Research Projects

 Detecting Sockpuppets in Wikipedia

Wikipedia is the world’s largest repository of knowledge, built through the collaboration of hundreds of thousands of volunteer editors spread all across the world. Vandals often try to subvert the collaborative editing process in Wikipedia by creating false identities that are called sockpuppets. These sockpuppets are used to bypass bans, create a false majority, or to spread misinformation in article discussion pages and policy pages. Anyone can create an account or multiple accounts in Wikipedia, and the IP address of a user is not available to most administrators. Currently, Wikipedia uses a manual process to detect sockpuppets and the puppet operators through an analysis of the users’ IP addresses and behaviors. However, this process is time-consuming, requires years of expertise, and often cannot detect smart sockpuppets that use IP spoofing tools. In this research, we propose a scheme for detecting sockpuppets solely based on the small snippets of comments they make in various discussion pages. We tackle this problem as a form of authorship attribution and adapt state of the art approaches for this task. To evaluate the effectiveness of our proposed solution, we take real sockpuppet cases from Wikipedia and apply our techniques. Experiments show that our tool is 70% effective in detecting sockpuppets and agrees with the human evaluators of Wikipedia.

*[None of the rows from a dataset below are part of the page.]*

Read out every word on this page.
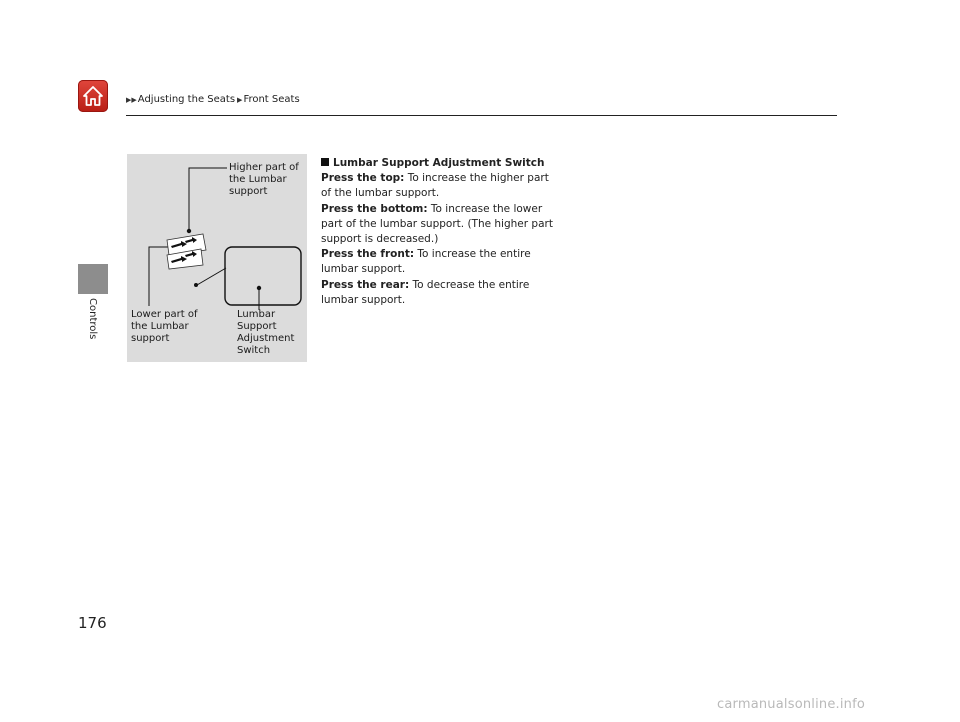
▶▶Adjusting the Seats ▶Front Seats
Controls
Higher part of
the Lumbar
support
Lower part of
the Lumbar
support
Lumbar
Support
Adjustment
Switch
Lumbar Support Adjustment Switch
Press the top: To increase the higher part of the lumbar support.
Press the bottom: To increase the lower part of the lumbar support. (The higher part support is decreased.)
Press the front: To increase the entire lumbar support.
Press the rear: To decrease the entire lumbar support.
176
carmanualsonline.info
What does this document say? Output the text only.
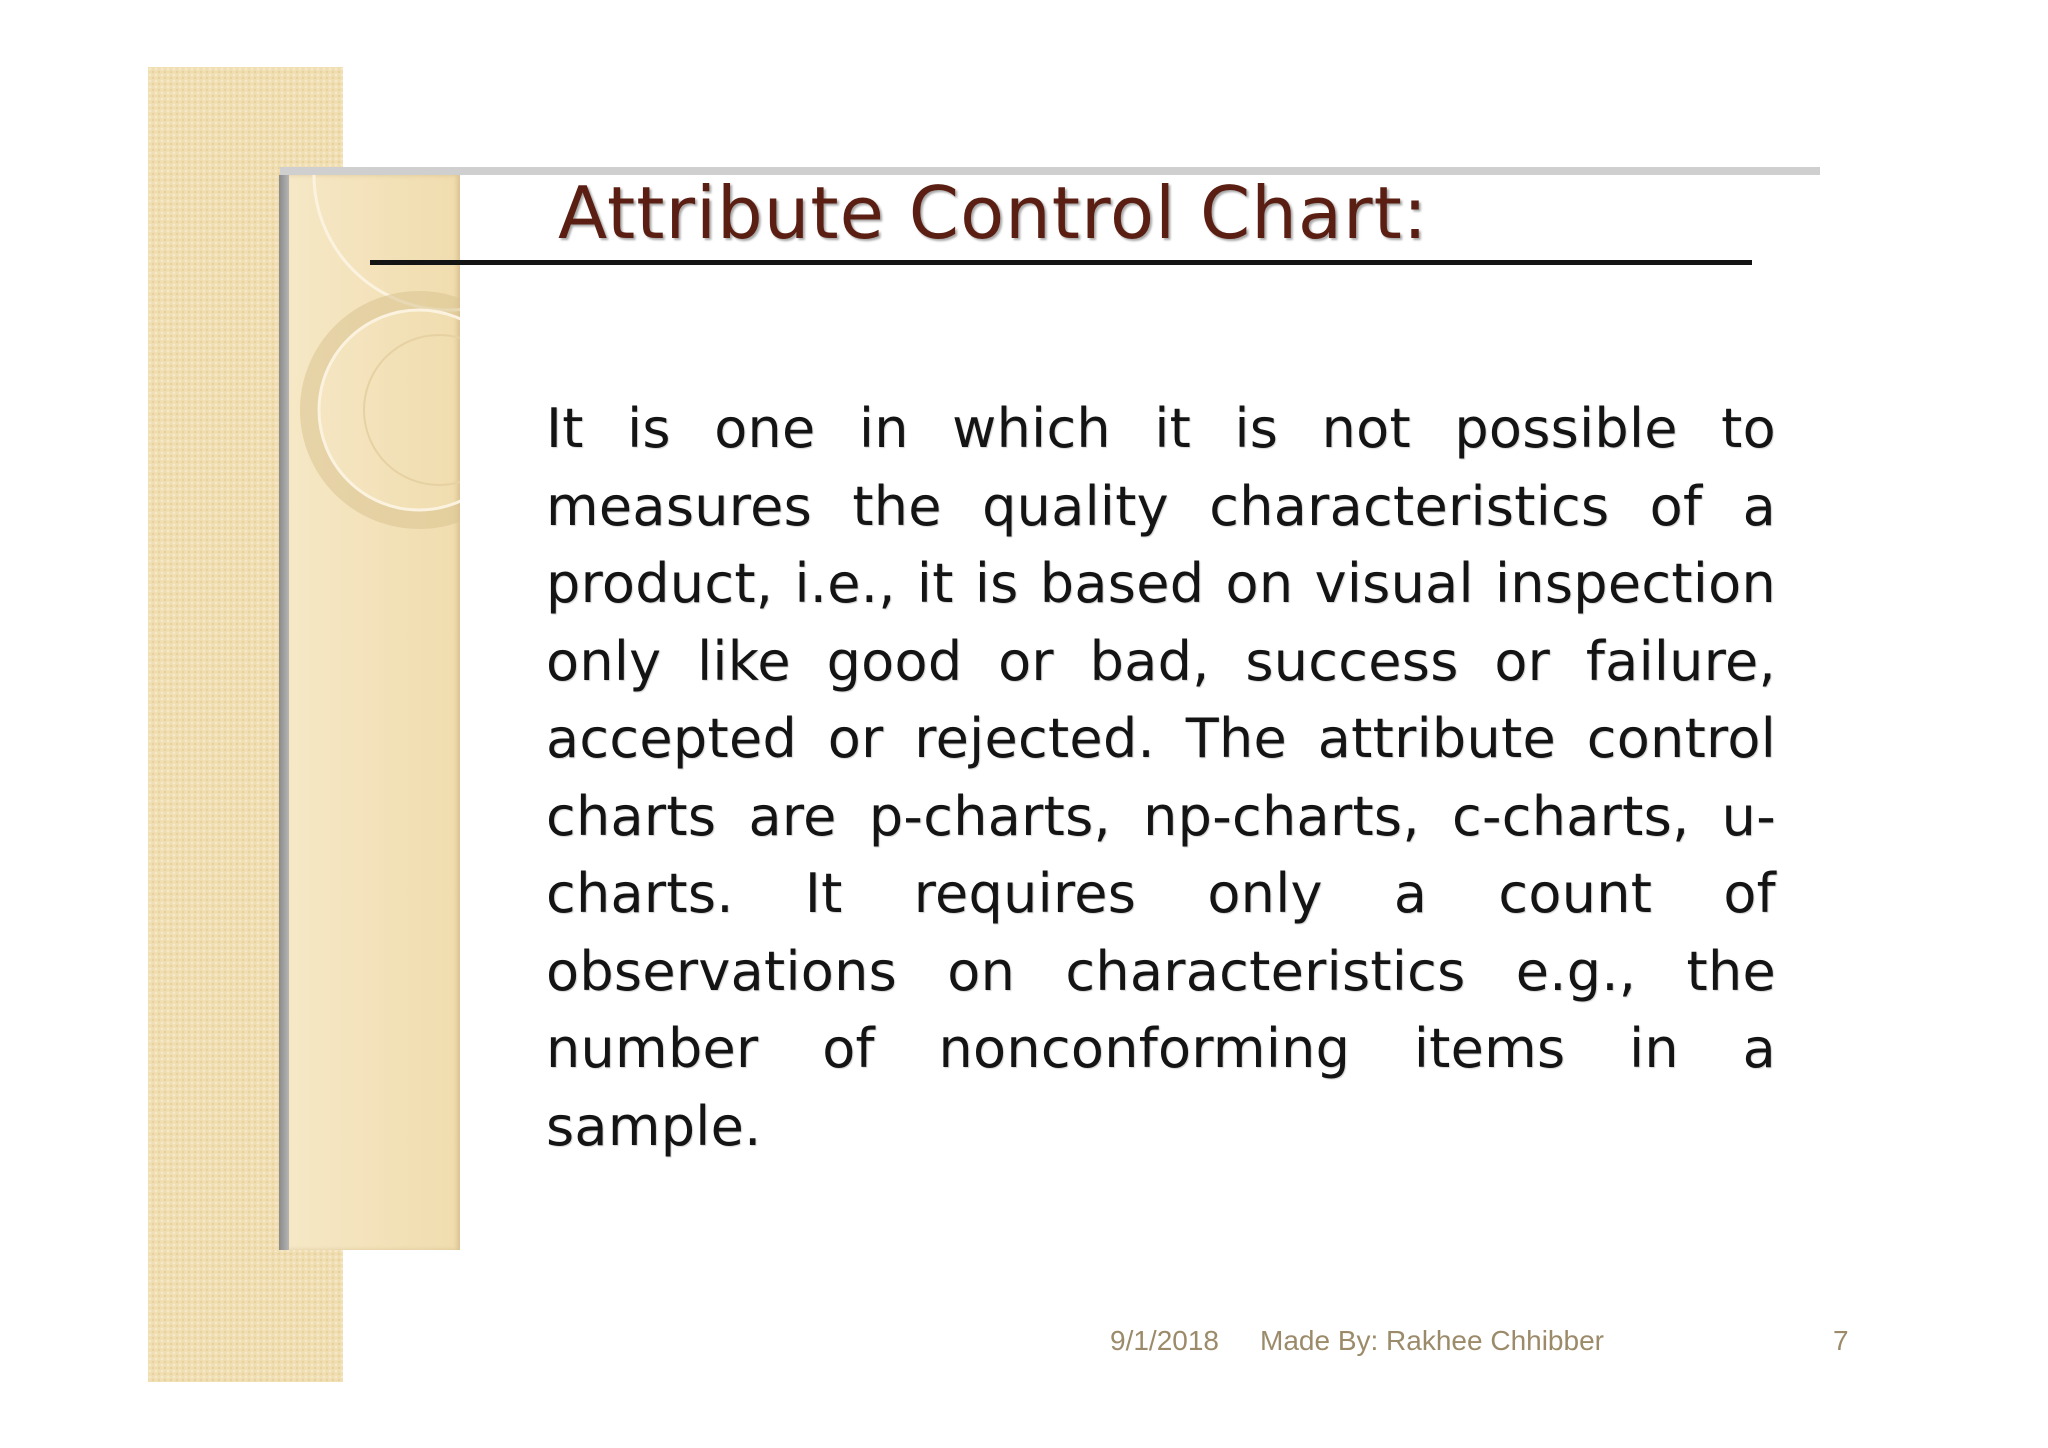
Attribute Control Chart:

It is one in which it is not possible to measures the quality characteristics of a product, i.e., it is based on visual inspection only like good or bad, success or failure, accepted or rejected. The attribute control charts are p-charts, np-charts, c-charts, u-charts. It requires only a count of observations on characteristics e.g., the number of nonconforming items in a sample.

9/1/2018 Made By: Rakhee Chhibber	7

Cross-Domain Authorship Attribution

We are currently building tools to retrieve and analyze spontaneous data for cross-domain authorship attribution. By taking data from social media, research publications, and spoken word lectures and interviews, we hope to be able to use data from one domain to identify the author in the other. Authorship attribution studies have been successful when done within the same domain, but there has been very few studies in cross-domain applications. We hope to add to the burgeoning literature by assembling a corpus and using it to develop effective techniques to attribute authorship both in and between multiple domains.


Document Provenance

Provenance is the derivation history of an object, indicating its origin and lineage. When provenance or causal relationships are not recorded during document creation/modification, it is very difficult to recreate the relationships by only looking at the documents. We posit that document signatures can be very useful to establish provenance or lineage of a document. Given a set of documents, their document signatures can be used to determine which documents are related to one another. To check if two given documents are related, we can match their signatures to see the probability of the documents being related.